Rice’s initiative to strengthen its position as one of the nation’s pre-eminent research universities just got a boost: Eight current or former Rice faculty members are on the 2016 list of most-cited researchers in materials science and engineering. Rice has the second-highest number of researchers on the list, just behind Northwestern University, which has 11.
MSE Supplies, the leading supplier of high-quality materials and equipment for advanced materials research and manufacturing, compiled the list using the Elsevier Scopus database. Scopus is the largest abstract and citation database of peer-reviewed literature. It is designed to serve the information needs of researchers, educators, students, administrators and librarians around the world.
The Rice researchers who made the list are, in alphabetical order:
• Pulickel Ajayan, the Benjamin M. and Mary Greenwood Anderson Professor in Engineering, professor and founding chair of the Department of Materials Science and NanoEngineering and professor of chemistry and of chemical and biomolecular engineering.

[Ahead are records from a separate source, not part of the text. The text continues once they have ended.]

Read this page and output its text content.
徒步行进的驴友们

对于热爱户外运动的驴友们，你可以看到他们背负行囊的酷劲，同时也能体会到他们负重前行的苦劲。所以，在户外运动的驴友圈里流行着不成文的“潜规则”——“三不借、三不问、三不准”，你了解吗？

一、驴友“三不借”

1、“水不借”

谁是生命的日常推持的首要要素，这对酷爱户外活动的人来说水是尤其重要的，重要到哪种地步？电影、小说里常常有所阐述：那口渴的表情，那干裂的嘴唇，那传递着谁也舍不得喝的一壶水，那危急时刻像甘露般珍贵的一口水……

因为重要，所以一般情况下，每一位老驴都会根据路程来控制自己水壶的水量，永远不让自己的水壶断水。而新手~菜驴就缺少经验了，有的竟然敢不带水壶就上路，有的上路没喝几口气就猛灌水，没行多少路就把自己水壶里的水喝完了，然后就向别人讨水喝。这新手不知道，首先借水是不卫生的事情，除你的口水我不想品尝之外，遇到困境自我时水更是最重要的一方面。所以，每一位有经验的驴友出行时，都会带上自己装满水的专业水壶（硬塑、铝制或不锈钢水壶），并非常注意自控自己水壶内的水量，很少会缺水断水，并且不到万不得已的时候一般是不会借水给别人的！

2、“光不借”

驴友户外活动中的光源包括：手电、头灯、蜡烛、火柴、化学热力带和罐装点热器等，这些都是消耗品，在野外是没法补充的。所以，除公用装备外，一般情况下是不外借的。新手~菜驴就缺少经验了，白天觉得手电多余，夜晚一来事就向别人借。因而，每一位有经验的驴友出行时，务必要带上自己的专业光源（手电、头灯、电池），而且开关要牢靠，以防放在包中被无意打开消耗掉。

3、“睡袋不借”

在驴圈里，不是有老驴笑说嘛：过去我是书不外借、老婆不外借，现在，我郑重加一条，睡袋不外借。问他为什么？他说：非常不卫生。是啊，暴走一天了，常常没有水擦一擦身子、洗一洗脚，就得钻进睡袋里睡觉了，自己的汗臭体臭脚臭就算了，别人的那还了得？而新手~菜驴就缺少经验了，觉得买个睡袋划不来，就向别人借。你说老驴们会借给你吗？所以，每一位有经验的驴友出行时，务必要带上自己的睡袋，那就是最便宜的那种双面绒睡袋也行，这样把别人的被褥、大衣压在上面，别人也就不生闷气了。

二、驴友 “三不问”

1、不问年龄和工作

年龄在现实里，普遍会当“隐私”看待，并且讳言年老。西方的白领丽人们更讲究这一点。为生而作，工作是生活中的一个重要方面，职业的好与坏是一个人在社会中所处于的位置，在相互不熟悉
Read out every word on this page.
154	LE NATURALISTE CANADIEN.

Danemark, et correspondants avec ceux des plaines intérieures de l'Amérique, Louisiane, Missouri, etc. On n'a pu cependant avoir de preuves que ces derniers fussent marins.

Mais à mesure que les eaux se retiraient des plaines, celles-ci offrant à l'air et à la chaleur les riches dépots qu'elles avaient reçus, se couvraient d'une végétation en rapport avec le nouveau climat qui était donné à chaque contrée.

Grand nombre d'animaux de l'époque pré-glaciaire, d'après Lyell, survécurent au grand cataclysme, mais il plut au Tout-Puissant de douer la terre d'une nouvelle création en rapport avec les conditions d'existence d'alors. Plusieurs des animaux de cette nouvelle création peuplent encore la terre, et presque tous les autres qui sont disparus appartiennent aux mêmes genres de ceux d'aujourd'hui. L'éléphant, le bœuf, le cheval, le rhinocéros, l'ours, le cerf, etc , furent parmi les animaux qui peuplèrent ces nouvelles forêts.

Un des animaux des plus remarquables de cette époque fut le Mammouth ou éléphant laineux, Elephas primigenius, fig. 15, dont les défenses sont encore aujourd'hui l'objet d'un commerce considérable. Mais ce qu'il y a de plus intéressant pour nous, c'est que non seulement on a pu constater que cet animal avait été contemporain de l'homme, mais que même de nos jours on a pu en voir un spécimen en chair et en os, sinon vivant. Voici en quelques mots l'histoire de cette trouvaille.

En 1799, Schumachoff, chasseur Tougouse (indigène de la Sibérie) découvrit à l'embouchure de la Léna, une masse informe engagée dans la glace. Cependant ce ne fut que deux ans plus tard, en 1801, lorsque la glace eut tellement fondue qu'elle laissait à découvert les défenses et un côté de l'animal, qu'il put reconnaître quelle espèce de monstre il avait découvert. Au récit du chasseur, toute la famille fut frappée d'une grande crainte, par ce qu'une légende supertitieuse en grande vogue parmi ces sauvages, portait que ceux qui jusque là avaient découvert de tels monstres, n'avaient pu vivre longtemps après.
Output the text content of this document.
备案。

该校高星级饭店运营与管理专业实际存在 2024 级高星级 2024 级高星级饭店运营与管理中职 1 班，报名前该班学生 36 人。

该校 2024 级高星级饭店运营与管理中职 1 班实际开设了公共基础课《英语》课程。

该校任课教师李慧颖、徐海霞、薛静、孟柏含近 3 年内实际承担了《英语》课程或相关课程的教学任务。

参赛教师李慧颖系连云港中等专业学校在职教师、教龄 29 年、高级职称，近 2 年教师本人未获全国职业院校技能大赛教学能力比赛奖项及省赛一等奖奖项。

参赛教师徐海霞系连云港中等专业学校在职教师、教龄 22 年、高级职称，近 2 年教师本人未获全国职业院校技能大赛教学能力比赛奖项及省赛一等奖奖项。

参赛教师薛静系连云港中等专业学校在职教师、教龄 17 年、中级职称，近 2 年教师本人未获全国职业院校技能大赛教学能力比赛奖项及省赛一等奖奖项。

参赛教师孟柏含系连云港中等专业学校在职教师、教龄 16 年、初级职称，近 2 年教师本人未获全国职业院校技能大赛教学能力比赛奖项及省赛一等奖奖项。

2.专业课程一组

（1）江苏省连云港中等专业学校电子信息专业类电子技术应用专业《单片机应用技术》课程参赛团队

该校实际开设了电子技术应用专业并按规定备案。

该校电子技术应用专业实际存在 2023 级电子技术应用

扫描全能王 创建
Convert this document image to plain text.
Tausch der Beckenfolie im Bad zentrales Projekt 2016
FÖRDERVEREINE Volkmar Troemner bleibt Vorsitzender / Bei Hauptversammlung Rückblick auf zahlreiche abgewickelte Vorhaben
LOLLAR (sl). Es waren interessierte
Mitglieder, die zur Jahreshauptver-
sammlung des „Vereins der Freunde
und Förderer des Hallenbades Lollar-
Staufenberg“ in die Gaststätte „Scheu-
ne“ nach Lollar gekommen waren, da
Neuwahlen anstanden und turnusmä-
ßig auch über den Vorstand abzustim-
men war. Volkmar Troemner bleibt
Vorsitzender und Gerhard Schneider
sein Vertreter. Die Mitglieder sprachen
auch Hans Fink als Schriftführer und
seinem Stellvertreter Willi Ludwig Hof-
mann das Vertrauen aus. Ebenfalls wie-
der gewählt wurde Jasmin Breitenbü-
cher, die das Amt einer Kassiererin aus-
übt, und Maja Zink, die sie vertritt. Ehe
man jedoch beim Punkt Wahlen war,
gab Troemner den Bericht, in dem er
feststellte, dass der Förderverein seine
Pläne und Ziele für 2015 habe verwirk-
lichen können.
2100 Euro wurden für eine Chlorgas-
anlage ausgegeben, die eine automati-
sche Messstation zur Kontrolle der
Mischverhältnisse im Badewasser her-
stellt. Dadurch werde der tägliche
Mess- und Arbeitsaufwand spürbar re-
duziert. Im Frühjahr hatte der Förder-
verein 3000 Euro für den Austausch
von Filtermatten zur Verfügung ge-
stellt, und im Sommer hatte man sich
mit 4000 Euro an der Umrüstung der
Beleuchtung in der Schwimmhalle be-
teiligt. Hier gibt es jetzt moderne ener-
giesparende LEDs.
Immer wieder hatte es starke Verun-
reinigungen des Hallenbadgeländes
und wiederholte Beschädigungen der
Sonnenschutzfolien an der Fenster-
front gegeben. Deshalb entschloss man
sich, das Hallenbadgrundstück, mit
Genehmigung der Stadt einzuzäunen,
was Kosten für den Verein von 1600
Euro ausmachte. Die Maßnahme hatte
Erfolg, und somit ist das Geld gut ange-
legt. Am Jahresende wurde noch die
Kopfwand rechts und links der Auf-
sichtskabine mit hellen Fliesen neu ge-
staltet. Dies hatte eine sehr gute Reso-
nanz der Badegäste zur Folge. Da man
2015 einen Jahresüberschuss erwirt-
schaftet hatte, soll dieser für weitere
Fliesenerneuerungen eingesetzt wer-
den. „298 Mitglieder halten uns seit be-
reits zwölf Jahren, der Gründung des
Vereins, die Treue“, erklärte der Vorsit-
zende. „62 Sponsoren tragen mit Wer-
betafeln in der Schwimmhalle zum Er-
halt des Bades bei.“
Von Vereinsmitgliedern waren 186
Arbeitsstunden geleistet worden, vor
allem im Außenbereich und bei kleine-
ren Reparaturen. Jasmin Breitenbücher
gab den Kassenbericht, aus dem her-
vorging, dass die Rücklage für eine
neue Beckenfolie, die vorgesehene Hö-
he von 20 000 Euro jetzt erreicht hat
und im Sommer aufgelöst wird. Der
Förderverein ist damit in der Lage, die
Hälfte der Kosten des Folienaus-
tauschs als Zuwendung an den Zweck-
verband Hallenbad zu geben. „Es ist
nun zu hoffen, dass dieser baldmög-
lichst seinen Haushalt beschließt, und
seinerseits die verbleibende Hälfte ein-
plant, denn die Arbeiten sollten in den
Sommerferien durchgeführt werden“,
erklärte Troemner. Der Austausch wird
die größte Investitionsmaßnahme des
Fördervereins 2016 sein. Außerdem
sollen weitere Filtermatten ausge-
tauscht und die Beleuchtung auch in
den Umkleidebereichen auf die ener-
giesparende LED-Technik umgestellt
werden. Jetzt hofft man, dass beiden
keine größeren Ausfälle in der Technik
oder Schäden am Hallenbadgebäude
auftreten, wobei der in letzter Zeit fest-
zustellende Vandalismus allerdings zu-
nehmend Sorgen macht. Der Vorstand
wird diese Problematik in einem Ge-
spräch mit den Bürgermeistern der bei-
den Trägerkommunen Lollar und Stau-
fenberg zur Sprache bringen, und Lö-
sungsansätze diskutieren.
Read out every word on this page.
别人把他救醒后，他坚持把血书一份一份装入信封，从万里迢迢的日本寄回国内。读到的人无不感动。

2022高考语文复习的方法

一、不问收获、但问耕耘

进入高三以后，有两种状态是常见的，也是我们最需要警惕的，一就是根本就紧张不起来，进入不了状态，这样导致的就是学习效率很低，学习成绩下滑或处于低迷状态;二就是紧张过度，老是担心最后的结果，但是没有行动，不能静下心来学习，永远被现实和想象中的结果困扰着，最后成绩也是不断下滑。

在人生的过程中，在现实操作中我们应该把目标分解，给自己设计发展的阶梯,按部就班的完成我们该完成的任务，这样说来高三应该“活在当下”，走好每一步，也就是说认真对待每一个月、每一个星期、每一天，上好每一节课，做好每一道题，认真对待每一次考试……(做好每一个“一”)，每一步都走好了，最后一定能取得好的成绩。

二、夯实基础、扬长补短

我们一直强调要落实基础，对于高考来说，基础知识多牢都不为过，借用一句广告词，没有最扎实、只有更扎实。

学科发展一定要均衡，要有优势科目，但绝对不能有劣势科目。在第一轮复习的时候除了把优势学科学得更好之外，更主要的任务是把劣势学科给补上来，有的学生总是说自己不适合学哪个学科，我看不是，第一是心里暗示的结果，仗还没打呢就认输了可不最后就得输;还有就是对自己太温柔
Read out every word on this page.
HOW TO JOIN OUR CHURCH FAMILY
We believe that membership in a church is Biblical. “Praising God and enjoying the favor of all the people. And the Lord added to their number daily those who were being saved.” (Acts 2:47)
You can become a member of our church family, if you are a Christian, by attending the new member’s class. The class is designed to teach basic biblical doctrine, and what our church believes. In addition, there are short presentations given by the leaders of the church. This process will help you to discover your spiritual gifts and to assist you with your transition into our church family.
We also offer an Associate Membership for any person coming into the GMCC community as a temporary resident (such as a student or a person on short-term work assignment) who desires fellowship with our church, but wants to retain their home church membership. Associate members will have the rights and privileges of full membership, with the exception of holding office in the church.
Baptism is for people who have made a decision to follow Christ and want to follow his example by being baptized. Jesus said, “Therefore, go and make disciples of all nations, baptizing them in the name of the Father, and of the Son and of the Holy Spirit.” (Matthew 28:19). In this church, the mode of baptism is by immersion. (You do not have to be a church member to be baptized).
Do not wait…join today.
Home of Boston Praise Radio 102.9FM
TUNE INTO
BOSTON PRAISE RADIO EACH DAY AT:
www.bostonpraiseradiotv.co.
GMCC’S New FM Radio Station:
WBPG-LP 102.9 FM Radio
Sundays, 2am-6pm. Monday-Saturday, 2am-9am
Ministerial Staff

• Naomi Halas, the Stanley C. Moore Professor of Electrical and Computer Engineering and a professor of chemistry, of bioengineering, of physics and astronomy and of materials science and nanoengineering.
• Stephan Link, associate professor of chemistry and of electrical and computer engineering.
• Antonios Mikos, the Louis Calder Professor of Bioengineering and Chemical and Biomolecular Engineering and professor of chemistry and of materials science and nanoengineering.
• Peter Nordlander, professor of materials science and nanoengineering, of electrical and computer engineering and of physics and astronomy.
• James Tour, the T.T. and W.F. Chao Professor of Chemistry and professor of computer science and of materials science and nanoengineering.
Former Rice faculty members Vicki Colvin and the late Richard Smalley also are on the list. Colvin was the Kenneth S. Pitzer-Schlumberger Professor of Chemistry and a professor of chemical and biomolecular engineering; Smalley was a University Professor, the Gene and Norman Hackerman Chair in Chemistry and professor of physics.